As witnessed in Coronavirus disease 2019 (COVID-19) pandemic, inflammation-induced thrombosis could
lead to elevated disease severity, worsened clinical outcomes and increased mortality. In particular,
accumulating evidence from autopsies suggests that these thrombi are prevalent within the microvascular
of vital organs, such as the lungs, liver, kidney and heart, implying that microthrombosis may contribute to
the microvascular dysfunction and multi-organ failure in patients with severe cases of COVID-19. Although
many proinflammatory and prothrombotic factors associated with COVID-19 have been reported, how
these factors regulate the thrombosis in the microvasculature is elusive. Since the formation of
microthrombi cannot be observed directly in vivo, these is a lack of markers to assess the extent of
thrombogenesis and connect it to the clinical outcomes in time for appropriate therapeutic intervention.
In this application, we propose to develop a deep learning-enhanced multiphysics and multiscale framework
for predictive modeling of inflammation-induced thrombosis in infectious diseases. Using COVID-19 as
an initial disease model, we will examine the feasibility of using circulating cell clusters (CCCs) in the
blood samples of patients with COVID-19 as potential markers for disease prognosis. We will also
investigate the underlying mechanisms of the formation of microthrombi and CCCs as well as predict their
adverse effects in microcirculation. We propose to achieve our objectives through the following three Aims.

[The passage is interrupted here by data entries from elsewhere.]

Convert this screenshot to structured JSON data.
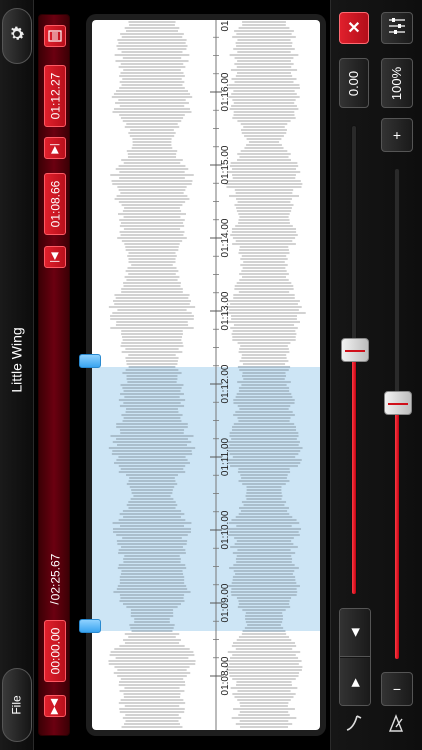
{
  "header": {
    "song_title": "Little Wing",
    "file_label": "File"
  },
  "icons": {
    "settings": "gear-icon",
    "skip_start": "skip-to-start-icon",
    "skip_end": "skip-to-end-icon",
    "skip_back": "skip-back-icon",
    "skip_fwd": "skip-forward-icon",
    "export": "export-icon",
    "close": "close-icon",
    "mixer": "mixer-icon",
    "metronome": "metronome-icon",
    "tuning": "tuning-fork-icon"
  },
  "time": {
    "current": "00:00.00",
    "separator": "/",
    "total": "02:25.67",
    "loop_start": "01:08.66",
    "loop_end": "01:12.27"
  },
  "timeline": {
    "labels": [
      "01:08.00",
      "01:09.00",
      "01:10.00",
      "01:11.00",
      "01:12.00",
      "01:13.00",
      "01:14.00",
      "01:15.00",
      "01:16.00",
      "01:17"
    ]
  },
  "controls": {
    "speed_value": "0.00",
    "pitch_value": "100%",
    "plus_label": "+",
    "minus_label": "−",
    "close_label": "✕",
    "nav_up": "◀",
    "nav_down": "▶",
    "speed_level": 0.52,
    "pitch_level": 0.52
  },
  "colors": {
    "accent_red": "#d7121f",
    "selection_blue": "#bcdcf2",
    "handle_blue": "#4aaef5"
  }
}
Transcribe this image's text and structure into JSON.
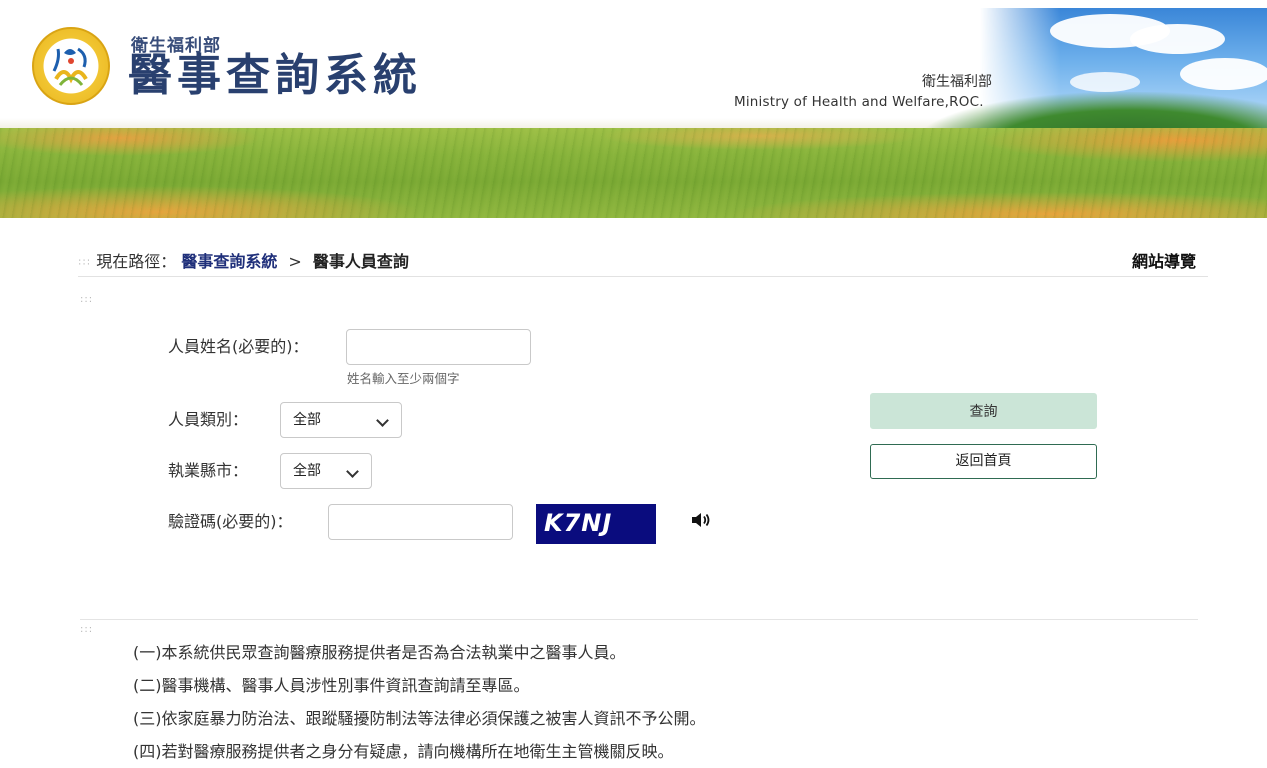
{
  "header": {
    "ministry_small": "衛生福利部",
    "system_title": "醫事查詢系統",
    "banner_ministry_zh": "衛生福利部",
    "banner_ministry_en": "Ministry of Health and Welfare,ROC."
  },
  "breadcrumb": {
    "label": "現在路徑：",
    "home": "醫事查詢系統",
    "separator": ">",
    "current": "醫事人員查詢",
    "sitemap": "網站導覽"
  },
  "form": {
    "name_label": "人員姓名(必要的)：",
    "name_value": "",
    "name_hint": "姓名輸入至少兩個字",
    "category_label": "人員類別：",
    "category_selected": "全部",
    "city_label": "執業縣市：",
    "city_selected": "全部",
    "captcha_label": "驗證碼(必要的)：",
    "captcha_value": "",
    "captcha_text": "K7NJ"
  },
  "buttons": {
    "query": "查詢",
    "home": "返回首頁"
  },
  "notes": [
    "(一)本系統供民眾查詢醫療服務提供者是否為合法執業中之醫事人員。",
    "(二)醫事機構、醫事人員涉性別事件資訊查詢請至專區。",
    "(三)依家庭暴力防治法、跟蹤騷擾防制法等法律必須保護之被害人資訊不予公開。",
    "(四)若對醫療服務提供者之身分有疑慮，請向機構所在地衛生主管機關反映。"
  ],
  "colors": {
    "title_navy": "#29406f",
    "link_navy": "#1f2f7a",
    "captcha_bg": "#0a0c7e",
    "query_button_bg": "#cbe5d7",
    "home_button_border": "#2f6b52"
  },
  "icons": {
    "logo": "ministry-emblem-icon",
    "audio": "speaker-icon",
    "dropdown": "chevron-down-icon"
  }
}
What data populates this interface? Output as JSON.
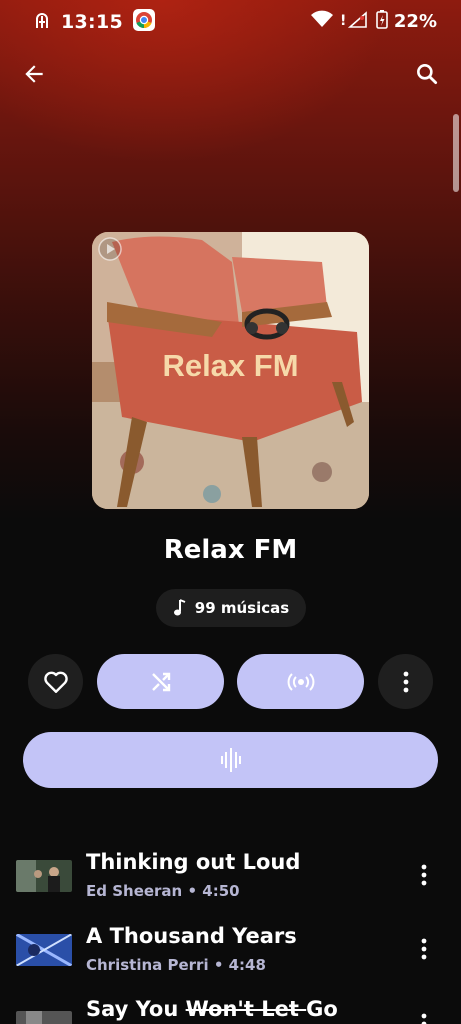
{
  "status_bar": {
    "time": "13:15",
    "battery": "22%",
    "icons": [
      "accessibility-icon",
      "chrome-icon",
      "wifi-icon",
      "signal-icon",
      "battery-charging-icon"
    ]
  },
  "header": {
    "back_icon": "arrow-back-icon",
    "search_icon": "search-icon"
  },
  "playlist": {
    "cover_text": "Relax FM",
    "title": "Relax FM",
    "song_count": "99 músicas"
  },
  "actions": {
    "like_icon": "heart-outline-icon",
    "shuffle_icon": "shuffle-icon",
    "radio_icon": "radio-broadcast-icon",
    "more_icon": "more-vertical-icon",
    "play_icon": "waveform-play-icon"
  },
  "colors": {
    "accent": "#c3c4f7",
    "subtitle": "#b6b6d3",
    "background": "#0b0b0b",
    "header_gradient": "#8e1b0f"
  },
  "tracks": [
    {
      "title": "Thinking out Loud",
      "artist": "Ed Sheeran",
      "duration": "4:50",
      "subtitle": "Ed Sheeran • 4:50"
    },
    {
      "title": "A Thousand Years",
      "artist": "Christina Perri",
      "duration": "4:48",
      "subtitle": "Christina Perri • 4:48"
    },
    {
      "title_part1": "Say You ",
      "title_part2": "Won't Let ",
      "title_part3": "Go"
    }
  ]
}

In Aim 1, we will develop a new deep learning model based on graph neural networks to automatically
analyze the flow cytometry images of CCCs from COVID-19 blood samples and explore the association
between CCC phenotypes and the specific clinical outcomes of patients with COVID-19. In Aim 2, we will
develop new deep learning models for coagulation pathways based on system-biology informed neural
networks to explore the mechanism for the activation of inflammation-induced coagulation. In Aim 3, we
will develop new multiphysics and multiscale models to simulate the formation of microthrombi and CCCs
as well as their dynamics in the microvasculature. The clinical data collected in Aim 1 will be used to
inform the computational models in Aims2&3 whereas Aims2&3 will provide mechanistic rationale for
findings in Aim 1 and offer insight for new treatment strategies.

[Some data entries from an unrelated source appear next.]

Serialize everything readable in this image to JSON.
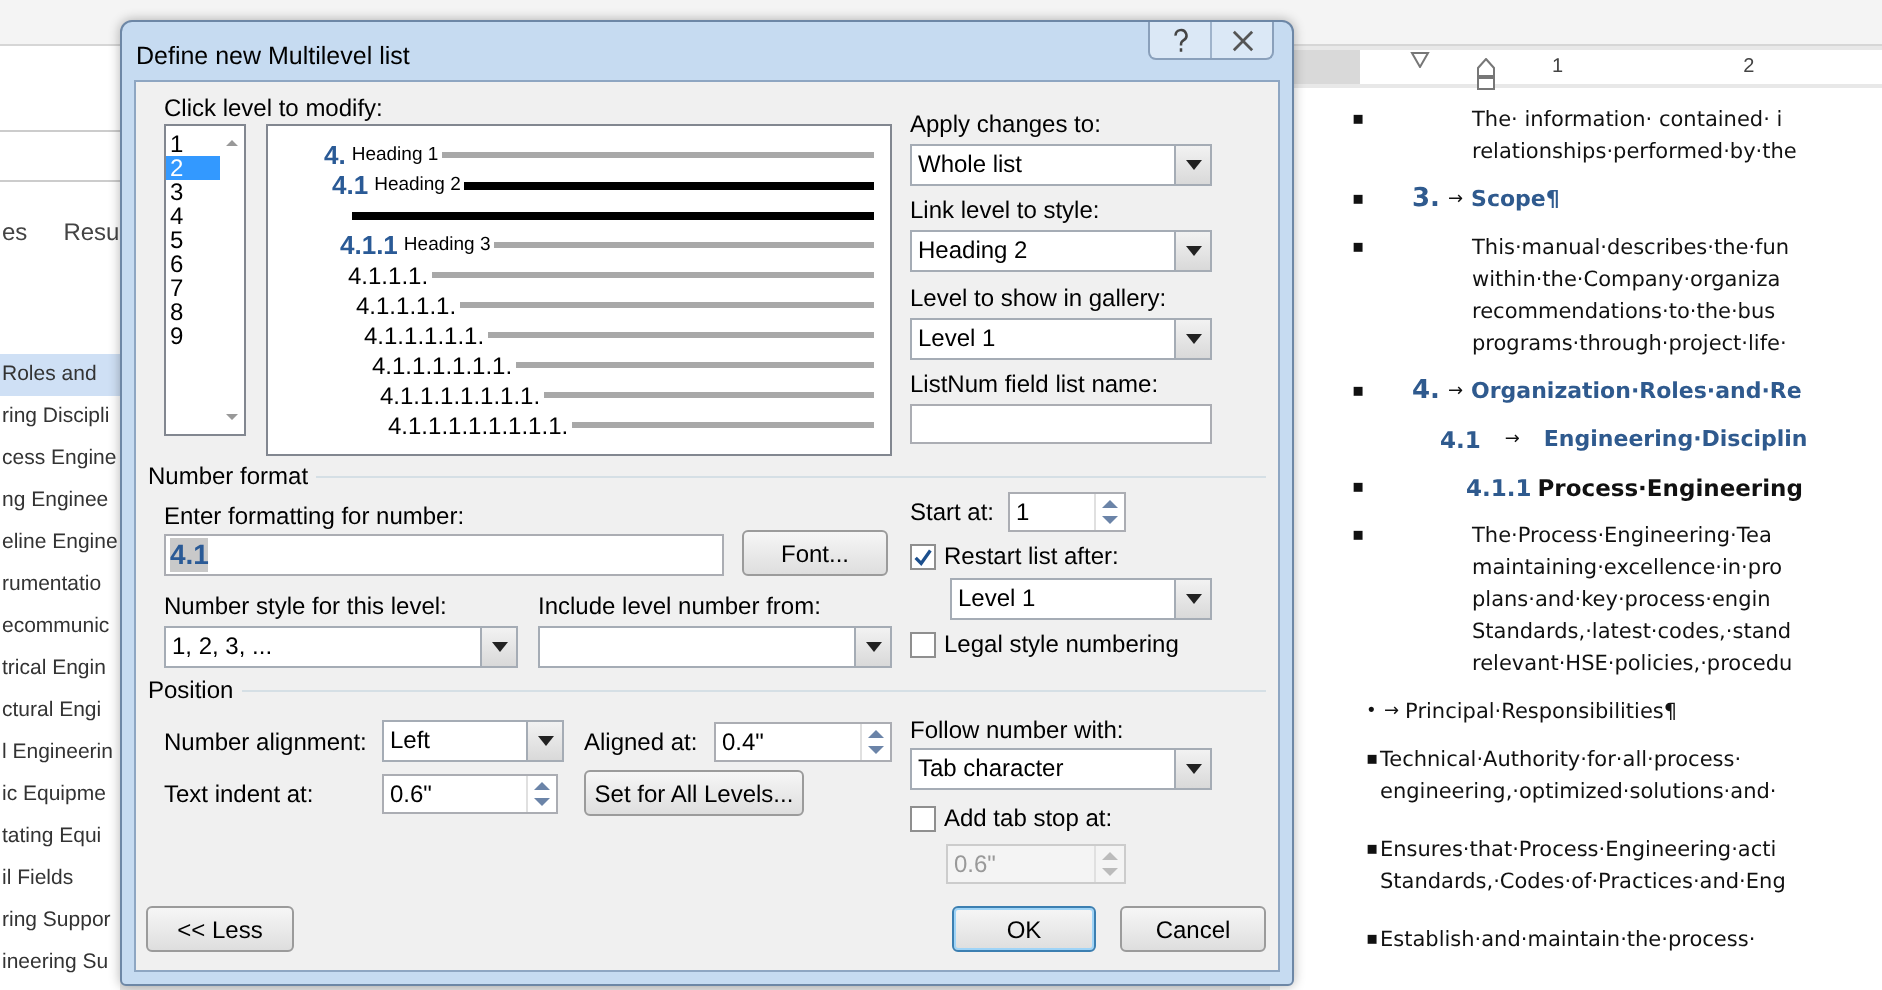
{
  "app": {
    "nav": {
      "tabs": [
        {
          "label": "es",
          "selected": false
        },
        {
          "label": "Resu",
          "selected": false
        }
      ],
      "headings": [
        {
          "label": "Roles and",
          "selected": true
        },
        {
          "label": "ring Discipli",
          "selected": false
        },
        {
          "label": "cess Engine",
          "selected": false
        },
        {
          "label": "ng Enginee",
          "selected": false
        },
        {
          "label": "eline Engine",
          "selected": false
        },
        {
          "label": "rumentatio",
          "selected": false
        },
        {
          "label": "ecommunic",
          "selected": false
        },
        {
          "label": "trical Engin",
          "selected": false
        },
        {
          "label": "ctural Engi",
          "selected": false
        },
        {
          "label": "l Engineerin",
          "selected": false
        },
        {
          "label": "ic Equipme",
          "selected": false
        },
        {
          "label": "tating Equi",
          "selected": false
        },
        {
          "label": "il Fields",
          "selected": false
        },
        {
          "label": "ring Suppor",
          "selected": false
        },
        {
          "label": "ineering Su",
          "selected": false
        }
      ]
    },
    "ruler": {
      "labels": [
        "1",
        "2"
      ]
    },
    "document": {
      "items": [
        {
          "kind": "body",
          "bullet": "▪",
          "lines": [
            "The· information· contained· i",
            "relationships·performed·by·the"
          ]
        },
        {
          "kind": "h1",
          "bullet": "▪",
          "number": "3.",
          "tab": "→",
          "title": "Scope¶"
        },
        {
          "kind": "body",
          "bullet": "▪",
          "lines": [
            "This·manual·describes·the·fun",
            "within·the·Company·organiza",
            "recommendations·to·the·bus",
            "programs·through·project·life·"
          ]
        },
        {
          "kind": "h1",
          "bullet": "▪",
          "number": "4.",
          "tab": "→",
          "title": "Organization·Roles·and·Re"
        },
        {
          "kind": "h2",
          "number": "4.1",
          "tab": "→",
          "title": "Engineering·Disciplin"
        },
        {
          "kind": "h3",
          "bullet": "▪",
          "number": "4.1.1",
          "title": "Process·Engineering"
        },
        {
          "kind": "body",
          "bullet": "▪",
          "lines": [
            "The·Process·Engineering·Tea",
            "maintaining·excellence·in·pro",
            "plans·and·key·process·engin",
            "Standards,·latest·codes,·stand",
            "relevant·HSE·policies,·procedu"
          ]
        },
        {
          "kind": "sub",
          "bullet": "•",
          "tab": "→",
          "lines": [
            "Principal·Responsibilities¶"
          ]
        },
        {
          "kind": "list",
          "bullet": "▪",
          "lines": [
            "Technical·Authority·for·all·process·",
            "engineering,·optimized·solutions·and·"
          ]
        },
        {
          "kind": "list",
          "bullet": "▪",
          "lines": [
            "Ensures·that·Process·Engineering·acti",
            "Standards,·Codes·of·Practices·and·Eng"
          ]
        },
        {
          "kind": "list",
          "bullet": "▪",
          "lines": [
            "Establish·and·maintain·the·process·"
          ]
        }
      ]
    }
  },
  "dialog": {
    "title": "Define new Multilevel list",
    "level_picker": {
      "label": "Click level to modify:",
      "levels": [
        {
          "label": "1",
          "selected": false
        },
        {
          "label": "2",
          "selected": true
        },
        {
          "label": "3",
          "selected": false
        },
        {
          "label": "4",
          "selected": false
        },
        {
          "label": "5",
          "selected": false
        },
        {
          "label": "6",
          "selected": false
        },
        {
          "label": "7",
          "selected": false
        },
        {
          "label": "8",
          "selected": false
        },
        {
          "label": "9",
          "selected": false
        }
      ]
    },
    "preview": {
      "rows": [
        {
          "kind": "heading",
          "number": "4.",
          "style": "Heading 1",
          "selected": false
        },
        {
          "kind": "heading",
          "number": "4.1",
          "style": "Heading 2",
          "selected": true
        },
        {
          "kind": "heading",
          "number": "4.1.1",
          "style": "Heading 3",
          "selected": false
        },
        {
          "kind": "plain",
          "number": "4.1.1.1.",
          "selected": false
        },
        {
          "kind": "plain",
          "number": "4.1.1.1.1.",
          "selected": false
        },
        {
          "kind": "plain",
          "number": "4.1.1.1.1.1.",
          "selected": false
        },
        {
          "kind": "plain",
          "number": "4.1.1.1.1.1.1.",
          "selected": false
        },
        {
          "kind": "plain",
          "number": "4.1.1.1.1.1.1.1.",
          "selected": false
        },
        {
          "kind": "plain",
          "number": "4.1.1.1.1.1.1.1.1.",
          "selected": false
        }
      ]
    },
    "apply_changes": {
      "label": "Apply changes to:",
      "value": "Whole list"
    },
    "link_level": {
      "label": "Link level to style:",
      "value": "Heading 2"
    },
    "gallery_level": {
      "label": "Level to show in gallery:",
      "value": "Level 1"
    },
    "listnum": {
      "label": "ListNum field list name:"
    },
    "number_format": {
      "legend": "Number format",
      "format_label": "Enter formatting for number:",
      "format_value": "4.1",
      "font_button": "Font...",
      "style_label": "Number style for this level:",
      "style_value": "1, 2, 3, ...",
      "include_label": "Include level number from:",
      "start_label": "Start at:",
      "start_value": "1",
      "restart": {
        "label": "Restart list after:",
        "checked": true
      },
      "restart_value": "Level 1",
      "legal": {
        "label": "Legal style numbering",
        "checked": false
      }
    },
    "position": {
      "legend": "Position",
      "alignment_label": "Number alignment:",
      "alignment_value": "Left",
      "aligned_label": "Aligned at:",
      "aligned_value": "0.4\"",
      "indent_label": "Text indent at:",
      "indent_value": "0.6\"",
      "set_all_button": "Set for All Levels...",
      "follow_label": "Follow number with:",
      "follow_value": "Tab character",
      "add_tab": {
        "label": "Add tab stop at:",
        "checked": false
      },
      "tab_stop_value": "0.6\"",
      "tab_stop_disabled": true
    },
    "buttons": [
      {
        "label": "<< Less",
        "default": false
      },
      {
        "label": "OK",
        "default": true
      },
      {
        "label": "Cancel",
        "default": false
      }
    ]
  }
}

In summary, the proposed predictive multiphysics and multiscale computational framework will provide
new computational and modeling tools to improve disease prognosis for COVID-19, elucidate the
pathogenesis of inflammation-induced thrombosis, identify the potential key factors that regulate the
thrombogenesis, thereby opening new avenues for developing more effective and tailored antithrombotic
treatments for hyperinflammatory prothrombotic disorders in various infectious diseases.